Che gli Stati Uniti d’America stiano fronteggiando una vera e propria epidemia di obesità è ormai noto da tempo a tutti. Ma se inquadrare questo fenomeno è relativamente semplice (un terzo della popolazione americana è obesa), non così può dirsi quando si cerca di comprenderne le cause. Tra i vari commentatori, più o meno autorevoli, il giornalista Mark Bittam, dalle colonne del prestigioso The New York Times, dà il suo contributo al dibattito, ponendosi una semplice domanda:“Davvero il cibo spazzatura fa risparmiare?”.
La risposta non poi è così scontata. Con l’utilizzo di un semplice grafico, Bittam smonta uno dei dogmi assoluti in ambito alimentare e ci svela che un pasto medio per 4 persone presso un McDonald’s viene a costare 27,89 $, mentre cucinare a casa un pollo al forno con contorno di patate e una semplice insalata può costare solo 13,78 $.
Non è tutto: il consumatore può risparmiare di più rinunciando a utilizzare solo prodotti freschi. Per un piatto di riso, fagioli, pancetta e peperoni in scatola si dovrà sborsare l’esigua cifra di 9,26$.
L’autore precisa che gli alimenti acquistati per il test provengono da un supermercato dai costi medio-bassi. Niente a che vedere, quindi, con i cibi venduti dai WholeFoods o da un Farmers Market californiano, dove i prezzi sono elevati rispetto alla media. Ciò non toglie che gli americani continuino a consumare pasti presso le catene di fast-food, anche senza un vantaggio economico assoluto. Perché?
Secondo Bittam la risposta ha radici profonde nella cultura americana. Non tutti hanno il tempo e la voglia di cucinare anche un solo pasto giornaliero e c’è addirittura chi lo considera un’attività da poveri. Inoltre bisogna tener conto anche dei food desert: aree geografiche dove l’accessibilità al cibo è molto difficile. Due milioni di americani dal basso reddito vivono in zone rurali e il supermercato più vicino dista 10 miglia (circa 15 Km). La situazione, di certo, non migliora nelle zone urbane: ben 5 milioni di americani non hanno l’automobile e il supermercato più vicino dista mezzo miglio. di contro, per ogni supermercato in America esistono cinque fast-food. Per non parlare dei soldi spesi nel marketing da parte delle grandi compagnie per promuovere i propri ristoranti: ben 4,2 miliardi di dollari.

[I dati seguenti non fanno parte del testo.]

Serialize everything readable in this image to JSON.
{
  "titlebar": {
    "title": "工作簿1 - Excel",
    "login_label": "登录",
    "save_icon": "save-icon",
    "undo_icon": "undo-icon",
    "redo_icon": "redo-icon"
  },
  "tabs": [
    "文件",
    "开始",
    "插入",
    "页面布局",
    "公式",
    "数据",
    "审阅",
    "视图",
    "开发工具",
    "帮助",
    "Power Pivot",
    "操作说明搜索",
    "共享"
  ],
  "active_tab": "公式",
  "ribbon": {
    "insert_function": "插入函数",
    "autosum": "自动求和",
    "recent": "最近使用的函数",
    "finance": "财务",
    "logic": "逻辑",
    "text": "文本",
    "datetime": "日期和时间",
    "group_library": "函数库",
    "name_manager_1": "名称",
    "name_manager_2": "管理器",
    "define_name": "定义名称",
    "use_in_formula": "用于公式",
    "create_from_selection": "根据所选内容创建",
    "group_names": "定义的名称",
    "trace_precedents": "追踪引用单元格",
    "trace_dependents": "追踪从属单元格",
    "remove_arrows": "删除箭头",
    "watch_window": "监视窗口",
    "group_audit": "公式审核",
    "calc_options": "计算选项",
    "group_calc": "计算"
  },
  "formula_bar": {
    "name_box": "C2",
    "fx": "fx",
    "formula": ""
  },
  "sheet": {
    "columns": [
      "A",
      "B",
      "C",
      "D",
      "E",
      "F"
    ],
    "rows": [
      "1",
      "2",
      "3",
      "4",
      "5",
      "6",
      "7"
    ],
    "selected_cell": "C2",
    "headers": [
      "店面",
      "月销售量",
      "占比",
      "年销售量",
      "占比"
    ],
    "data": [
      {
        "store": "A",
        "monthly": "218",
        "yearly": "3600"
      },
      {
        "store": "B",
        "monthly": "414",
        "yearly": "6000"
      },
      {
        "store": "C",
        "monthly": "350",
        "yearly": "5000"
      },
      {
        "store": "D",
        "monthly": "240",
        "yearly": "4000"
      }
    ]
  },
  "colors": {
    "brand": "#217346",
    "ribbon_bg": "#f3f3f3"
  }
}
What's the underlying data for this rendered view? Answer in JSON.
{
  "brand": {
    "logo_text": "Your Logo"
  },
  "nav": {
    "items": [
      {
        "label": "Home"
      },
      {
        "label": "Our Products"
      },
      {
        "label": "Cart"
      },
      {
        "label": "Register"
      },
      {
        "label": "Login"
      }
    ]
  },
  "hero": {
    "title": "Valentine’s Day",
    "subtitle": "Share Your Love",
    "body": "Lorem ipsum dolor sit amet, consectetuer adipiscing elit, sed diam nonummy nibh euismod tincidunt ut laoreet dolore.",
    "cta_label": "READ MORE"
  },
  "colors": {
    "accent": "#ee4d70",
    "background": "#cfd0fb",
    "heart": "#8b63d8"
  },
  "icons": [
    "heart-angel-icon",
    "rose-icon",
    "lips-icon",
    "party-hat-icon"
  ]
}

Nonostante i food stamps (una sorta di sovvenzione statale per l’acquisto di frutta e verdura pari a 5 $ giornalieri) possiamo quindi dire che per molti americani è ancora molto difficile accedere a cibo più salutare. Per risolvere il problema si tratterebbe di affrontare una vera e propria rivoluzione culturale. Cucinarsi un pasto, da soli o in compagnia, deve ritornare ‘di moda’. Ma sarà sufficiente? Sicuramente no se la politica non farà la propria parte. Le proposte sono tante: dal limitare la pubblicità dei fast food all’utilizzare parte dei sussidi dedicati alla produzione di mais ed altri cereali per la coltivazione di frutta e verdura.
A prima vista sembrerebbe un’impresa impossibile. Ma in fin dei conti parliamo di un Paese in cui i movimenti anti-tabacco sono riusciti, dopo anni di lotte, a limitare il marketing delle sigarette e a costringere le ditte produttrici a finanziare campagne contro il fumo.